Written by Tom Stoppard
Directed by Michael Halberstam
“Heads up” for great production of Stoppard play.
Over 20 years have elapsed since Tom Stoppard strode across a stage at an annual Notre Dame University Sophomore Literary Festival. The students’ eyes focused, transfixed, on his left hand. An inflated balloon hung, suspended between his forth and fifth fingers. Just above, he placed a lit cigarette. As he walked and talked, the ash flickered, drooping ever closer to the balloon. We held our breaths and waited. What a lesson in building suspense!

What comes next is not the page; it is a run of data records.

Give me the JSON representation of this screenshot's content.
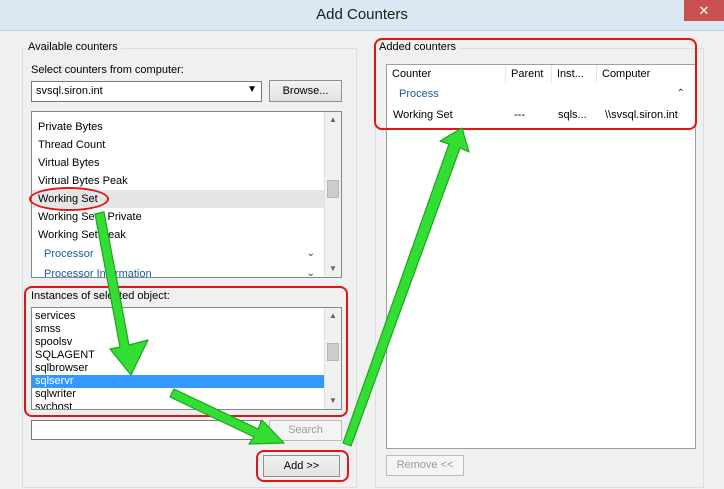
{
  "window": {
    "title": "Add Counters",
    "close_glyph": "✕"
  },
  "available": {
    "group_label": "Available counters",
    "computer_label": "Select counters from computer:",
    "computer_value": "svsql.siron.int",
    "browse_label": "Browse...",
    "counters": [
      "Private Bytes",
      "Thread Count",
      "Virtual Bytes",
      "Virtual Bytes Peak",
      "Working Set",
      "Working Set - Private",
      "Working Set Peak"
    ],
    "categories": [
      {
        "label": "Processor",
        "chevron": "⌄"
      },
      {
        "label": "Processor Information",
        "chevron": "⌄"
      }
    ]
  },
  "instances": {
    "label": "Instances of selected object:",
    "items": [
      "services",
      "smss",
      "spoolsv",
      "SQLAGENT",
      "sqlbrowser",
      "sqlservr",
      "sqlwriter",
      "svchost"
    ],
    "selected": "sqlservr",
    "search_label": "Search"
  },
  "add_label": "Add >>",
  "added": {
    "group_label": "Added counters",
    "columns": [
      "Counter",
      "Parent",
      "Inst...",
      "Computer"
    ],
    "category": "Process",
    "category_chevron": "⌃",
    "rows": [
      {
        "counter": "Working Set",
        "parent": "---",
        "instance": "sqls...",
        "computer": "\\\\svsql.siron.int"
      }
    ],
    "remove_label": "Remove <<"
  },
  "scroll": {
    "up": "▲",
    "down": "▼"
  },
  "accent": {
    "annotation_red": "#e01515",
    "arrow_green": "#33dd33",
    "selection_blue": "#3399ff"
  }
}
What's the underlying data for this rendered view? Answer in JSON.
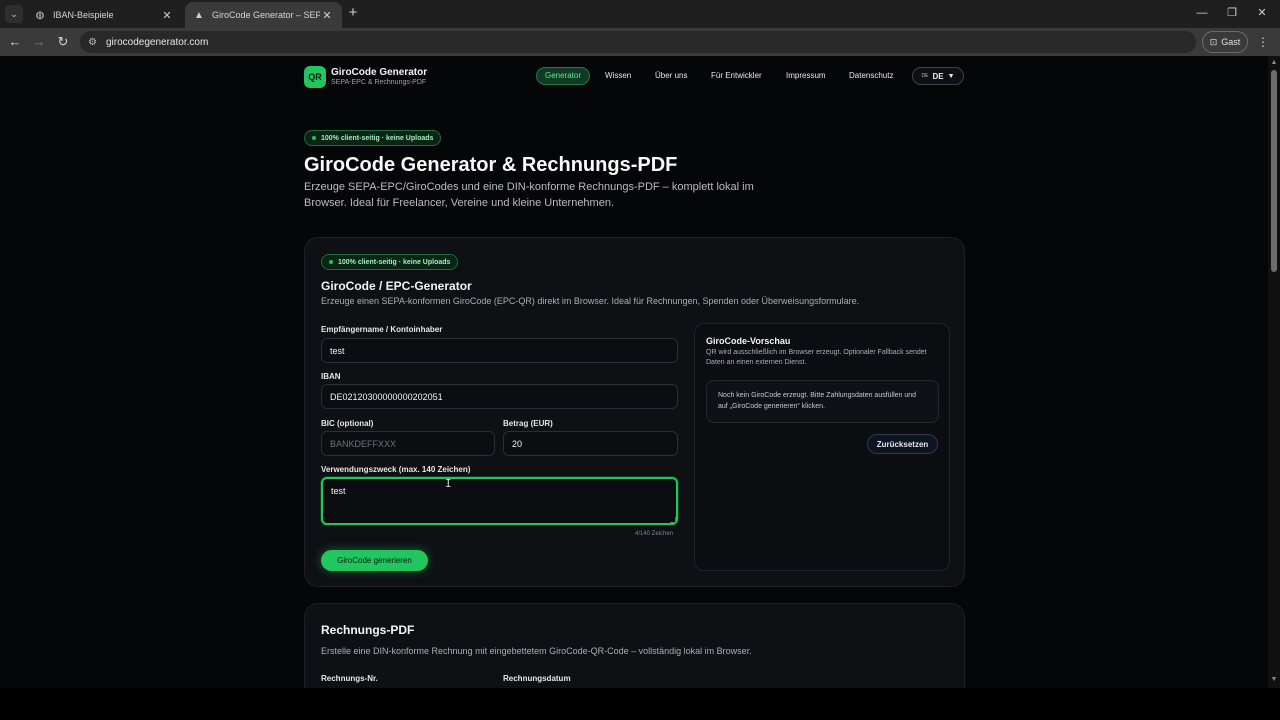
{
  "browser": {
    "tabs": [
      {
        "title": "IBAN-Beispiele",
        "icon": "globe-icon",
        "active": false
      },
      {
        "title": "GiroCode Generator – SEPA-QR",
        "icon": "triangle-logo-icon",
        "active": true
      }
    ],
    "url": "girocodegenerator.com",
    "profile_label": "Gast"
  },
  "site": {
    "logo_text": "QR",
    "brand_name": "GiroCode Generator",
    "brand_sub": "SEPA-EPC & Rechnungs-PDF",
    "nav": [
      {
        "label": "Generator",
        "active": true
      },
      {
        "label": "Wissen"
      },
      {
        "label": "Über uns"
      },
      {
        "label": "Für Entwickler"
      },
      {
        "label": "Impressum"
      },
      {
        "label": "Datenschutz"
      }
    ],
    "lang": {
      "flag": "DE",
      "label": "DE"
    }
  },
  "hero": {
    "badge": "100% client-seitig · keine Uploads",
    "title": "GiroCode Generator & Rechnungs-PDF",
    "description": "Erzeuge SEPA-EPC/GiroCodes und eine DIN-konforme Rechnungs-PDF – komplett lokal im Browser. Ideal für Freelancer, Vereine und kleine Unternehmen."
  },
  "generator": {
    "badge": "100% client-seitig · keine Uploads",
    "title": "GiroCode / EPC-Generator",
    "description": "Erzeuge einen SEPA-konformen GiroCode (EPC-QR) direkt im Browser. Ideal für Rechnungen, Spenden oder Überweisungsformulare.",
    "fields": {
      "name": {
        "label": "Empfängername / Kontoinhaber",
        "value": "test"
      },
      "iban": {
        "label": "IBAN",
        "value": "DE02120300000000202051"
      },
      "bic": {
        "label": "BIC (optional)",
        "value": "",
        "placeholder": "BANKDEFFXXX"
      },
      "amount": {
        "label": "Betrag (EUR)",
        "value": "20"
      },
      "purpose": {
        "label": "Verwendungszweck (max. 140 Zeichen)",
        "value": "test",
        "counter": "4/140 Zeichen"
      }
    },
    "submit_label": "GiroCode generieren",
    "preview": {
      "title": "GiroCode-Vorschau",
      "description": "QR wird ausschließlich im Browser erzeugt. Optionaler Fallback sendet Daten an einen externen Dienst.",
      "empty_text": "Noch kein GiroCode erzeugt. Bitte Zahlungsdaten ausfüllen und auf „GiroCode generieren“ klicken.",
      "reset_label": "Zurücksetzen"
    }
  },
  "invoice": {
    "title": "Rechnungs-PDF",
    "description": "Erstelle eine DIN-konforme Rechnung mit eingebettetem GiroCode-QR-Code – vollständig lokal im Browser.",
    "fields": {
      "number_label": "Rechnungs-Nr.",
      "date_label": "Rechnungsdatum"
    }
  }
}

As a master of suspense, Stoppard opens his brilliant tour de force, Rosencrantz and Guildenstern are Dead, with the two characters tossing a coin. It comes up heads. And heads again . . . and again . . . and again — over 90 times, although each time the law of probability posits a 50/50 chance.
Not only is there the continued and renewed suspense as to whether each toss will result in heads, there is also the gathering awareness that things are askew, that something is amiss, that life is topsy-turvy –- just as inverted as submerging the tale of a tragic hero (in this case Hamlet) under the story of two rather comic underlings.

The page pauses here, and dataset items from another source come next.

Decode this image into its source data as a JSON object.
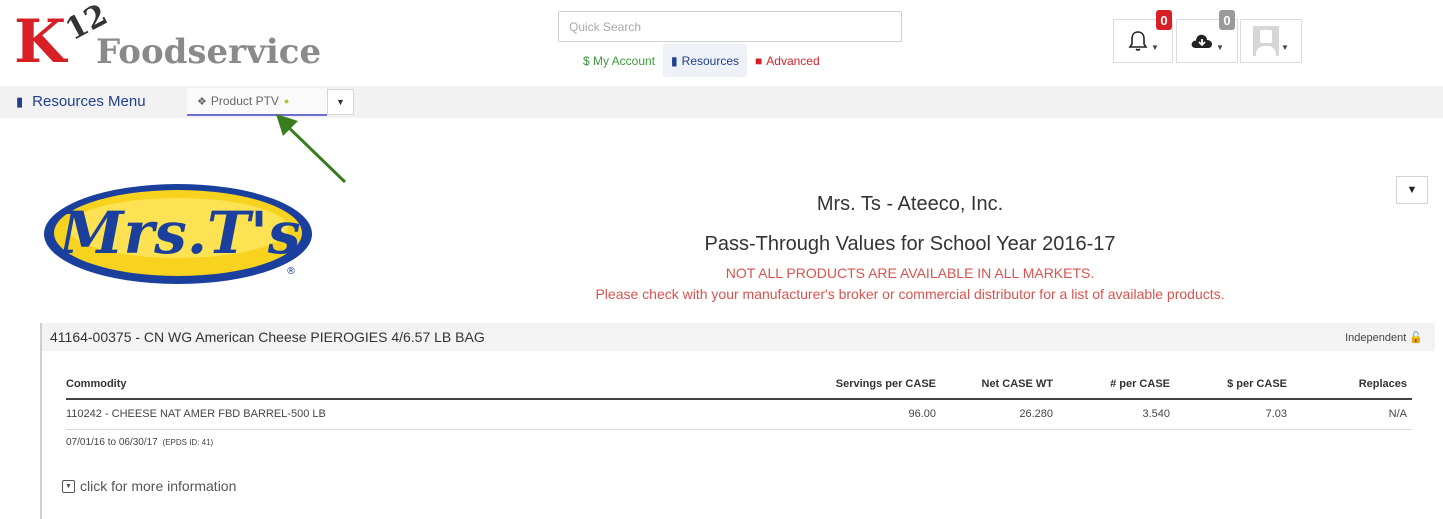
{
  "header": {
    "logo": {
      "k": "K",
      "twelve": "12",
      "tm": "™",
      "word": "Foodservice"
    },
    "search": {
      "placeholder": "Quick Search",
      "value": ""
    },
    "nav": [
      {
        "label": "$ My Account",
        "color": "#3c9a3c"
      },
      {
        "label": "Resources",
        "color": "#1f3f8f",
        "active": true
      },
      {
        "label": "Advanced",
        "color": "#d81f26"
      }
    ],
    "notifications": {
      "count": "0"
    },
    "downloads": {
      "count": "0"
    }
  },
  "subbar": {
    "resources_menu": "Resources Menu",
    "tab_label": "Product PTV"
  },
  "main": {
    "company": "Mrs. Ts - Ateeco, Inc.",
    "subtitle": "Pass-Through Values for School Year 2016-17",
    "warning_1": "NOT ALL PRODUCTS ARE AVAILABLE IN ALL MARKETS.",
    "warning_2": "Please check with your manufacturer's broker or commercial distributor for a list of available products.",
    "logo_text": "Mrs.T's"
  },
  "product": {
    "title": "41164-00375 - CN WG American Cheese PIEROGIES 4/6.57 LB BAG",
    "badge": "Independent",
    "columns": [
      "Commodity",
      "Servings per CASE",
      "Net CASE WT",
      "# per CASE",
      "$ per CASE",
      "Replaces"
    ],
    "rows": [
      [
        "110242 - CHEESE NAT AMER FBD BARREL-500 LB",
        "96.00",
        "26.280",
        "3.540",
        "7.03",
        "N/A"
      ]
    ],
    "date_range": "07/01/16 to 06/30/17",
    "epds": "(EPDS ID: 41)",
    "more_info": "click for more information"
  },
  "colors": {
    "brand_red": "#d81f26",
    "nav_blue": "#1f3f8f",
    "account_green": "#3c9a3c",
    "warning_red": "#d9534f"
  }
}
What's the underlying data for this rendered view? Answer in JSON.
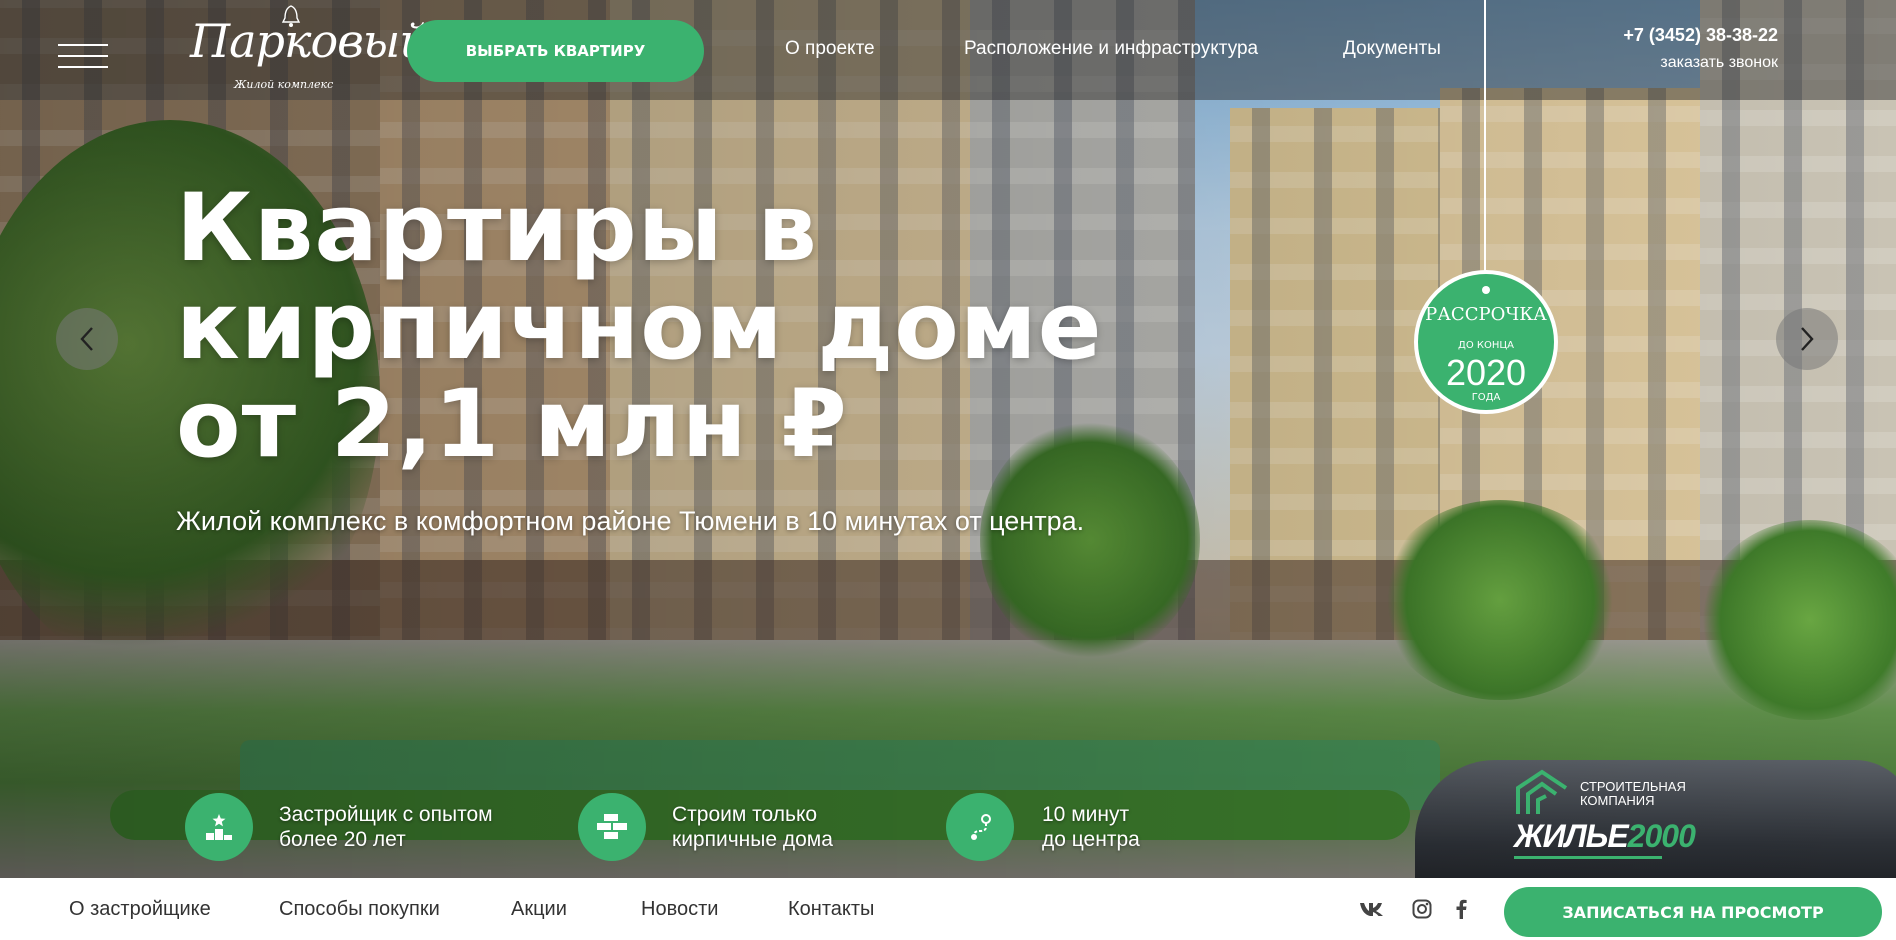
{
  "header": {
    "logo_title": "Парковый",
    "logo_subtitle": "Жилой комплекс",
    "choose_button": "ВЫБРАТЬ КВАРТИРУ",
    "nav": [
      "О проекте",
      "Расположение и инфраструктура",
      "Документы"
    ],
    "phone": "+7 (3452) 38-38-22",
    "callback": "заказать звонок"
  },
  "hero": {
    "headline_line1": "Квартиры в",
    "headline_line2": "кирпичном доме",
    "headline_line3": "от 2,1 млн ₽",
    "subtitle": "Жилой комплекс в комфортном районе Тюмени в 10 минутах от центра."
  },
  "badge": {
    "title": "РАССРОЧКА",
    "before": "ДО КОНЦА",
    "year": "2020",
    "after": "ГОДА"
  },
  "features": [
    {
      "line1": "Застройщик с опытом",
      "line2": "более 20 лет",
      "icon": "podium-icon"
    },
    {
      "line1": "Строим только",
      "line2": "кирпичные дома",
      "icon": "bricks-icon"
    },
    {
      "line1": "10 минут",
      "line2": "до центра",
      "icon": "route-icon"
    }
  ],
  "developer": {
    "line1": "СТРОИТЕЛЬНАЯ",
    "line2": "КОМПАНИЯ",
    "name_word": "ЖИЛЬЕ",
    "name_num": "2000"
  },
  "footer_nav": [
    "О застройщике",
    "Способы покупки",
    "Акции",
    "Новости",
    "Контакты"
  ],
  "social": [
    "vk-icon",
    "instagram-icon",
    "facebook-icon"
  ],
  "view_button": "ЗАПИСАТЬСЯ НА ПРОСМОТР",
  "colors": {
    "accent": "#3bb26f",
    "header_overlay": "rgba(40,40,40,0.45)",
    "footer_text": "#333333"
  }
}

In Shakespeare’s work, Hamlet’s boyhood friends, Rosencrantz and Guildenstern, are mere ciphers – interchangeable pawns. In fact, they are such ciphers that the 1948 Lawrence Olivier film omits them entirely — and the plot moves on quite easily without them. Why does Shakespeare need them? Perhaps as comic relief, perhaps as fillers to further plum the reasons for Hamlet’s behavior. A more provocative question might be why Stoppard chose them – and the result is as much philosophical as theatrical: to examine the ways in which we are all the heroes of our own lives. If Rosencrantz and Guildenstern are irrelevant to Hamlet, the tragic hero is equally irrelevant to them.
While it is not necessary to know Hamlet to enjoy Rosencrantz and Guildenstern are Dead, it helps, because some of the best moments come at the intersections of the two plays – the scenes which include Rosencrantz and Guildenstern in the original. They exemplify a quote from the play which – like so many thought- provoking lines — transcend the moment to apply to real life: “Every exit is an entrance somewhere else.”
The play is filled with quotable insights: We cross our bridges when we come to them and burn them behind us, with nothing to show for our progress except a memory of the smell of smoke, and a presumption that once our eyes watered.”
OK – there is no doubt that this is a superb work – winning the 1968 Tony and New York Drama Critics awards for Best Play — the question is how well Writer’s Theater presents it. The answer is that they more than live up to the material! What a cast. Under the fine direction of Michael Halberstam, actors Sean Fortunato and Timothy Edward Kane as Rosencrantz and Guildenstern are masters of comic timing, effortlessly batting repartee at each other. Their forlorn faces wonderfully register bemused puzzlement. Bright eyed, charismatic Allen Gilmore brings humor and authority as he perfectly nails the role of the Player, and Joey Streakley captures a whimsical, effectively effeminate Alfred. Kudos to scenic designer Collette Pollard for an innovative “all’s the world’s a stage” set with a backdrop cleverly reflecting tiers of seats.
Nothing equals the excitement and immediacy of excellent live theater. Those who’ve you’ve seen the play, or the 1990 movie, will enjoy this highly skilled production. And for those who’ve never before seen it –what are you waiting for? It’s a real treat.
Reviewed by Beverly Friend
At Writer’s Theatre, 325 Tudor Court, Glencoe, call 847-242-6000, or online at www.writerstheatre.org tickets $40-65 (directions for Tweet Seats — a day-of ticket discount program — can be found at Twitter.com/WritersTheatre), Tuesdays and Wednesdays 7:30 pm, Thursdays and Fridays 8 pm, Saturdays 4 and 8 pm, Sundays 2 and 6 pm, Wednesdays 2 pm (Nov. 11 and 25 only). Running time is 2 hours and 15 minute with two 10-minute intermissions.
Editor’s Note: I agreee with Beverley’s review of Rosencrantz and Guildstern are Dead. I think Timothy Edward Kane (Guildenstern) and Sean Fortunato (Rosenscrantz) played off one another in a skilled comic and verbal banter that landed everyone of Stoppard’s witty dialogue. Add Allen Gilmore’s flamboyant turn as The Player and Writers’ Theatre has another master work for the theatre for your enjoyment. You’ll laugh and be stimulated by Stoppard’s amazing idea play. Words–words explode in this marvelous production.